L'UE vise à durcir le régime des visas, même au Kosovo

Cette année, l'Union européenne devrait durcir le mécanisme de suspension des visas, ce qui facilitera la levée par Bruxelles du régime d'exemption de visa pour les citoyens de 61 pays qui en bénéficient actuellement, y compris tous les pays candidats à l'adhésion à l'UE dans les Balkans occidentaux, ainsi que la Géorgie, la Moldavie et l'Ukraine. Proposition de [...]
La proposition d'ajouter plus de raisons parmi celles existantes pour suspendre les déplacements sans visa avait été lancée par la Commission européenne depuis 2023, et le Conseil de l'UE, qui représente les 27 États membres, a approuvé sa position sur la question un an plus tôt. Cependant, en raison des élections parlementaires européennes de juin 2024 et de la lourde charge législative, le Parlement européen n'a reçu que récemment le mandat de négocier.
La semaine dernière, le premier dialogue entre les trois institutions sur la législation proposée a eu lieu, en vue de parvenir à un accord pendant la présidence polonaise du Conseil de l'UE, qui dure jusqu'à la fin du mois de juin. Si tout va bien, la nouvelle loi devrait entrer en vigueur au début de l'automne.

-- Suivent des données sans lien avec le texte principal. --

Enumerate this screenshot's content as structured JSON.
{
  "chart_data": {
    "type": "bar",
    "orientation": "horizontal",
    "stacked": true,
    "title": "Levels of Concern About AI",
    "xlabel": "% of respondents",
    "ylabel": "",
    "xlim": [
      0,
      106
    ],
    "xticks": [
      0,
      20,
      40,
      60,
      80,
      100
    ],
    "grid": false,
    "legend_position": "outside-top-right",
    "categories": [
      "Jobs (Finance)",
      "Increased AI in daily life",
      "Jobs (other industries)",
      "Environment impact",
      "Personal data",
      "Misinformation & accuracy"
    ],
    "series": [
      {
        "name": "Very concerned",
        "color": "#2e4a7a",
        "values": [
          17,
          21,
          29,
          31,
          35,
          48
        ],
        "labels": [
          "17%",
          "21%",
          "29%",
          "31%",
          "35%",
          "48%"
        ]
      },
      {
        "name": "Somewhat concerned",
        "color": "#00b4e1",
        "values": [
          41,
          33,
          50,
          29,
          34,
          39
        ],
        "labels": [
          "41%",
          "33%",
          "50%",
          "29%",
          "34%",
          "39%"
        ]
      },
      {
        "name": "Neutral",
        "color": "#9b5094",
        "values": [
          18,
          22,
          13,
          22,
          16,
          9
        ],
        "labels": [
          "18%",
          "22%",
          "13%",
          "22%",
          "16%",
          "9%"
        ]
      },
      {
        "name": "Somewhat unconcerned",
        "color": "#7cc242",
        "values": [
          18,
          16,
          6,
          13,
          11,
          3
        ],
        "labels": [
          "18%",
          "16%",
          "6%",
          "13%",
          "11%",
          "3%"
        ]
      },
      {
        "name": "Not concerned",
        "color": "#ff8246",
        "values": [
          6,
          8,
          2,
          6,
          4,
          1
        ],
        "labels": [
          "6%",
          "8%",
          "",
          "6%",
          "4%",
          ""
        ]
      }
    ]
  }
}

Pourquoi ça se passe maintenant ?
En substance, le bloc devient beaucoup plus difficile à la libéralisation des visas, reflétant un changement plus large: premièrement, pour combattre toute forme de migration illégale dans l'UE; et deuxièmement, pour utiliser potentiellement le régime des visas comme un outil politique pour exercer une pression sur les pays tiers, il transmet Périscope.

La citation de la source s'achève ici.